After hitting the all-time high, at 3964, the S&P 500 index is now seen to be in a correction mode, as it makes its way towards the medium-term upside support line drawn from the low of March 23rd. If that upside line can stay intact, the bulls might join the game again. For now, we will take a somewhat bullish approach.

RBNZ Stands Pat, Sees Rates Turning Higher in December

Overnight, apart from the rising-yields theme, we also had an RBNZ monetary policy decision. The Bank decided to keep its official cash rate and its Large-Scale Asset Purchase program unchanged, noting that they agreed to stay prepared to provide additional support if necessary, with the options including a lower OCR. The Kiwi slid initially, perhaps as the statement may have revived speculation over negative interest rates by this Bank, but it was quick to rebound, recover the losses, and trade even higher, perhaps as investors started scanning the quarterly Monetary Policy Report, in which the economic forecasts showed the OCR turning higher from December.

NZD/JPY — Technical Outlook

NZD/JPY continues to run higher, while balancing above a couple of short-term upside lines. The slightly steeper one is drawn from the low of February 18th and as long as the rate stays above that line, we will stay a bit more confident with larger advances in the near term. Hence our positive approach for now.

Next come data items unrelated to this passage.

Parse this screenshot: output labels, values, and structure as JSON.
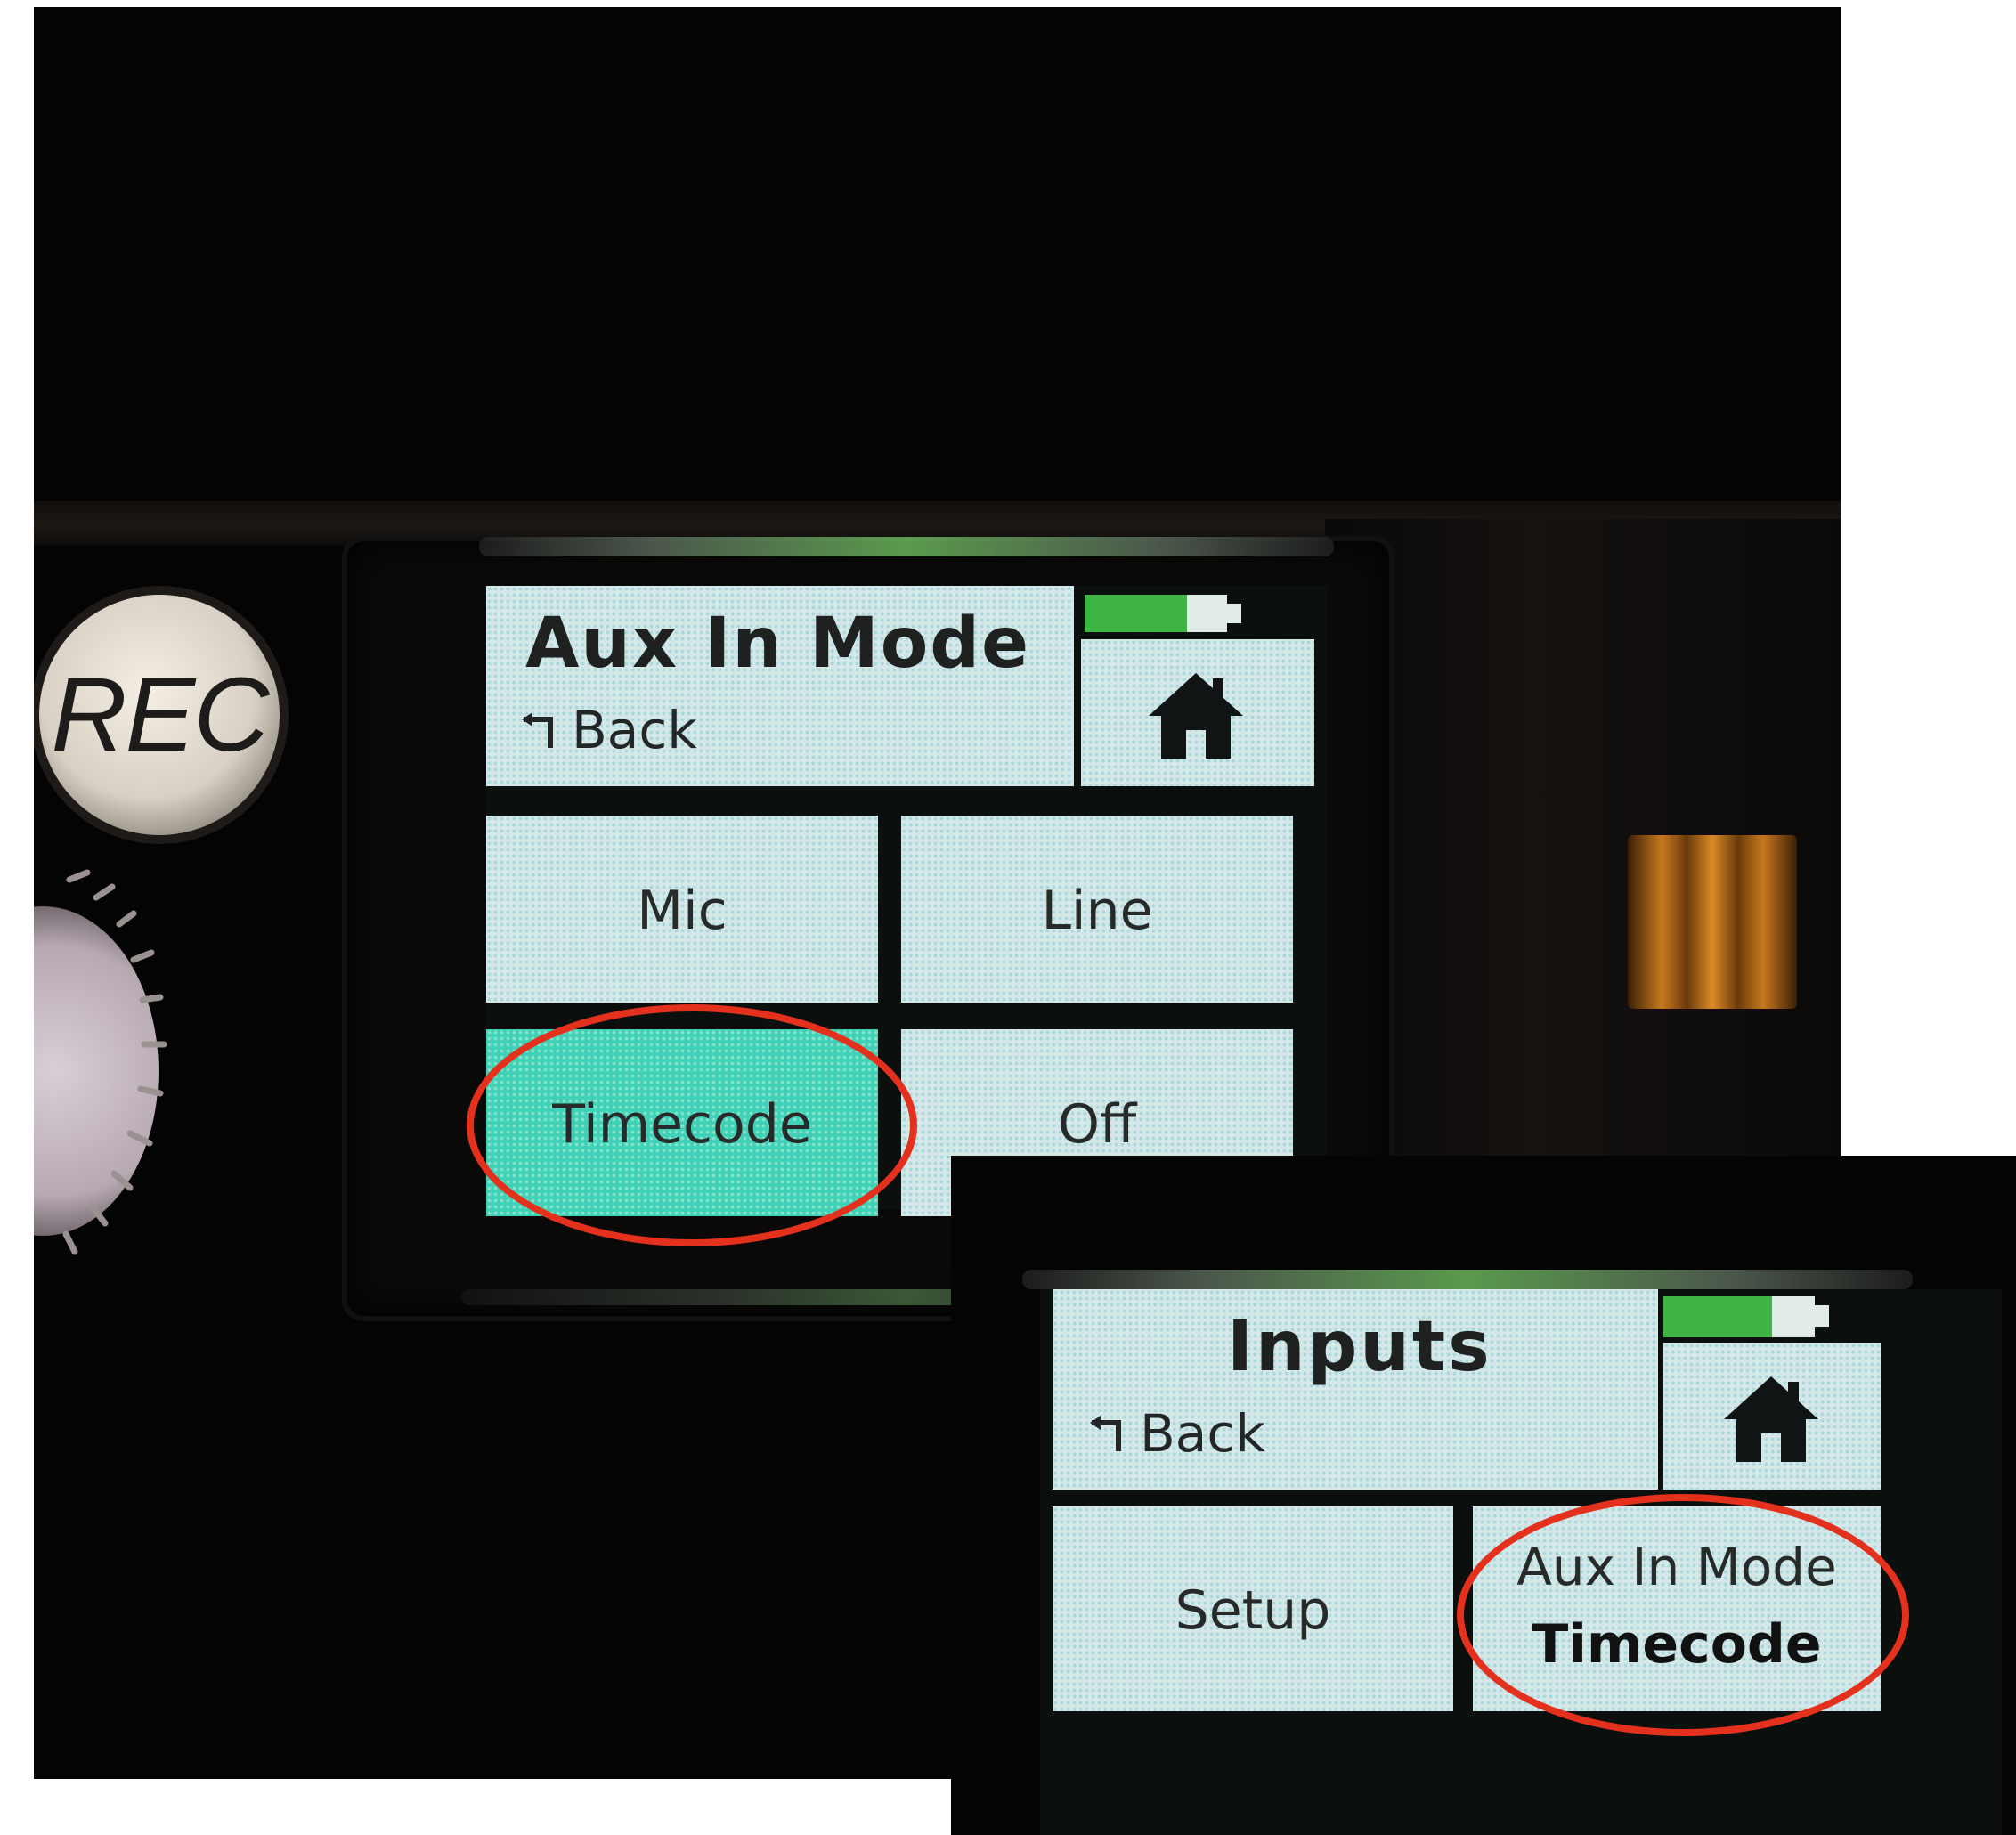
{
  "main_screen": {
    "title": "Aux In Mode",
    "back_label": "Back",
    "options": [
      {
        "label": "Mic"
      },
      {
        "label": "Line"
      },
      {
        "label": "Timecode",
        "selected": true
      },
      {
        "label": "Off"
      }
    ],
    "rec_label": "REC",
    "battery_level": 0.72
  },
  "inset_screen": {
    "title": "Inputs",
    "back_label": "Back",
    "setup_label": "Setup",
    "aux_mode_label": "Aux In Mode",
    "aux_mode_value": "Timecode",
    "battery_level": 0.72
  },
  "colors": {
    "highlight_circle": "#e3311d",
    "battery_fill": "#3fb544",
    "selected_tile": "#3fd0b8",
    "tile": "#d5e7e6"
  }
}
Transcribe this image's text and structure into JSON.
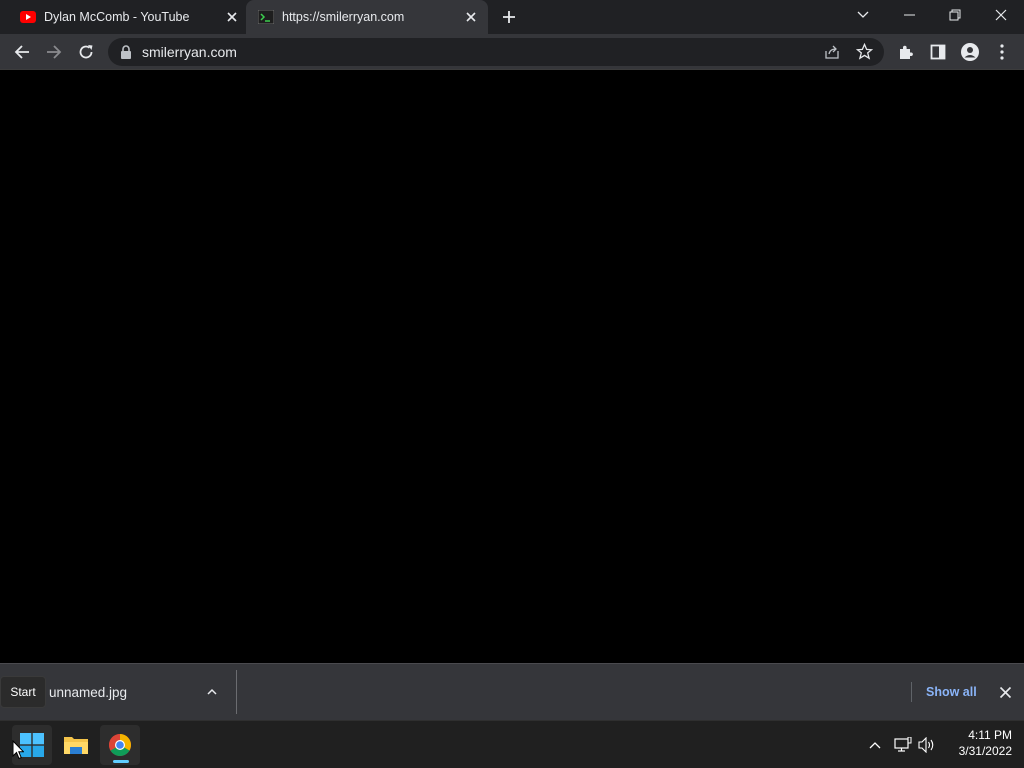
{
  "browser": {
    "tabs": [
      {
        "title": "Dylan McComb - YouTube",
        "favicon": "youtube-icon",
        "active": false
      },
      {
        "title": "https://smilerryan.com",
        "favicon": "terminal-icon",
        "active": true
      }
    ],
    "address_bar": {
      "url": "smilerryan.com",
      "secure_icon": "lock-icon"
    },
    "toolbar_icons": [
      "back-arrow-icon",
      "forward-arrow-icon",
      "reload-icon",
      "share-icon",
      "star-icon",
      "extensions-icon",
      "side-panel-icon",
      "profile-icon",
      "menu-icon"
    ]
  },
  "downloads": {
    "file_name": "unnamed.jpg",
    "show_all_label": "Show all"
  },
  "taskbar": {
    "start_tooltip": "Start",
    "apps": [
      "windows-start-icon",
      "file-explorer-icon",
      "chrome-icon"
    ],
    "clock": {
      "time": "4:11 PM",
      "date": "3/31/2022"
    }
  },
  "colors": {
    "link_blue": "#8ab4f8",
    "tab_strip": "#202124",
    "toolbar": "#35363a",
    "taskbar": "#202020",
    "youtube_red": "#ff0000"
  }
}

As for the Rest of Today’s Events

During the European session, we get Germany’s final GDP for Q4, which is forecast to confirm its preliminary estimate of +0.1% qoq. In the US, new home sales for January are expected to have accelerated to +2.1% mom from +1.6%, while the EIA (Energy Information Administration) is expected to show that crude oil inventories fell 5.190mn barrels last week, after falling 7.258mn the week before. That said, bearing in mind that the API (American Petroleum Institute) reported a 1.026mn barrels gain, we would consider the risks of the EIA forecast as tilted to the upside.